On Nov. 22, 2022, Saudi Arabia’s footballers pulled off a sporting miracle.
Saleh Al-Shehri and Salem Al-Dawsari scored two goals to give the Green Falcons a come-from-behind 2-1 win over Argentina at the World Cup in Qatar.
It was a stunning result that had the thousands of fans at the Lusail Stadium and millions more around the world celebrating.
When the Saudi players walked off the pitch at halftime, trailing to Lionel Messi’s penalty strike, not even the most optimistic of supporters would have given them much chance of a comeback.
But Herve Renard’s halftime team-talk reenergized the players and they went on to play the 45 minutes of their lives.
Such a result against the eventual winners would have been the highlight of the decade for most countries. But it turned out to be just the spark for a new era of football in the Kingdom.
Just weeks after a wild-eyed Messi trudged off that pitch shaking his head, a much-happier looking Cristiano Ronaldo was putting pen to paper to sign for Al-Nassr. The headlines around the world reflected even more disbelief. One of the two most recognizable football players of the 21st century came to Riyadh, Jeddah and Dammam to play football (and Messi almost did). Once again, this was a development that signaled the start of something new.

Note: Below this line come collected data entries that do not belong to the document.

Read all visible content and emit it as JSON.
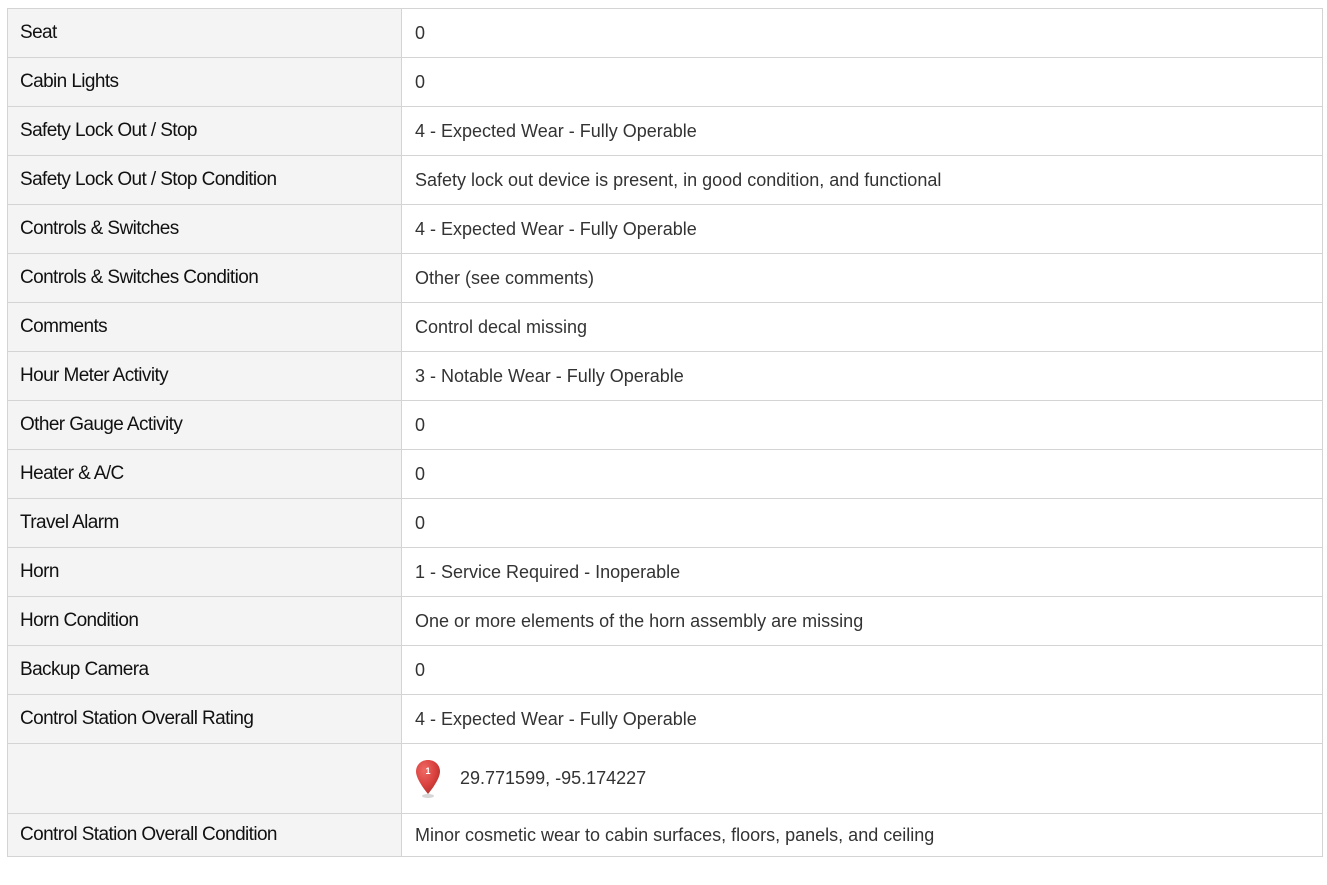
{
  "rows": [
    {
      "label": "Seat",
      "value": "0"
    },
    {
      "label": "Cabin Lights",
      "value": "0"
    },
    {
      "label": "Safety Lock Out / Stop",
      "value": "4 - Expected Wear - Fully Operable"
    },
    {
      "label": "Safety Lock Out / Stop Condition",
      "value": "Safety lock out device is present, in good condition, and functional"
    },
    {
      "label": "Controls & Switches",
      "value": "4 - Expected Wear - Fully Operable"
    },
    {
      "label": "Controls & Switches Condition",
      "value": "Other (see comments)"
    },
    {
      "label": "Comments",
      "value": "Control decal missing"
    },
    {
      "label": "Hour Meter Activity",
      "value": "3 - Notable Wear - Fully Operable"
    },
    {
      "label": "Other Gauge Activity",
      "value": "0"
    },
    {
      "label": "Heater & A/C",
      "value": "0"
    },
    {
      "label": "Travel Alarm",
      "value": "0"
    },
    {
      "label": "Horn",
      "value": "1 - Service Required - Inoperable"
    },
    {
      "label": "Horn Condition",
      "value": "One or more elements of the horn assembly are missing"
    },
    {
      "label": "Backup Camera",
      "value": "0"
    },
    {
      "label": "Control Station Overall Rating",
      "value": "4 - Expected Wear - Fully Operable"
    }
  ],
  "location": {
    "pin_number": "1",
    "pin_icon": "map-marker-icon",
    "pin_color": "#d9413e",
    "coordinates": "29.771599, -95.174227"
  },
  "final_row": {
    "label": "Control Station Overall Condition",
    "value": "Minor cosmetic wear to cabin surfaces, floors, panels, and ceiling"
  },
  "colors": {
    "label_background": "#f4f4f4",
    "border": "#d4d4d4",
    "value_text": "#333333",
    "label_text": "#111111"
  }
}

Ronaldo came halfway through the 2022-23 season. He was followed by a whole host of stars, like Karim Benzema, Neymar, N’Golo Kante, Fabinho, Riyad Mahrez, Roberto Firmino, Ruben Neves, Yassine Bounou, Kalidou Koulibaly, Sadio Mane, Edouard Mendy, Aymeric Laporte and Aleksandar Mitrovic, to name but a few.
Ever since, the eyes of the world have been on the league and the action this season has been enthralling. Saudi Arabian sides dominated the King Salman Club Cup and are going well in the Asian Champions League.
It is understandable that the focus has been on the foreign players: Ronaldo has one of the most recognizable faces on the planet. But visit any major city around the world and there is now a reasonable chance you will see the yellow shirts of Al-Nassr flying in shop windows and market stalls, something that would have been unthinkable a year ago.
Clubs like Al-Ittihad and Al-Hilal, already Asian powerhouses, are now global names, with the latter reaching the final of the FIFA Club World Cup, losing 5-3 to Real Madrid after beating the champions of Africa and South America en route.
But it is not just about the big stars. There is a women’s league that is going from strength to strength and a women’s national team that has a FIFA ranking and is preparing to qualify for the 2026 AFC Asian Cup. It is huge progress in a very short space of time.
Speaking of Asian Cups, in February, the Kingdom was given the hosting rights for the 2027 continental tournament for the first time. And in October, it was confirmed that the biggest sporting event of all — the FIFA World Cup — will be heading to Saudi Arabia in 2034. That is still more than a decade away, but before the Green Falcons’ shock win over Argentina, nobody thought it could ever happen.
The men’s national team has also changed a good deal too. Renard left in March to manage the France women’s team, taking them to the Women’s World Cup in Australia and New Zealand in July. He was replaced in August by another sharp-dressing European tactician, Roberto Mancini, who had formerly been head coach of the Italian national side.
After a run of poor results in friendly games — albeit against some decent opposition — eyebrows were raised when Mancini left out the likes of Firas Al-Buraikan and Abdullah Al-Hamdan for his first competitive matches, qualifiers for the 2026 World Cup against Pakistan and Jordan.
The first saw his first win, a 4-0 defeat of the South Asians that started in the pouring rain in Al-Ahsa. It was followed by a much trickier test in Amman but ended 2-0, with Al-Shehri scoring twice to add to the two goals he picked up five days earlier.
Given that it was the Al-Hilal hit man who scored the first goal against Argentina to get an amazing 12 months going, it was fitting that he has been the star for Mancini so far. It is also worthy of note that Salem Al-Dawsari, still the team’s star player, was out through injury. The new boss has brought in plenty of new faces and there are signs that, with a three-man defense lining up against Jordan, he is starting to develop a new style of play too.
The results over the past week mean the team can look forward to the AFC Asian Cup in Qatar with increasing confidence. Mancini is building a side that should be able to compete and challenge for a first continental title since the last century. After that, comes the rest of the road to North America in 2026.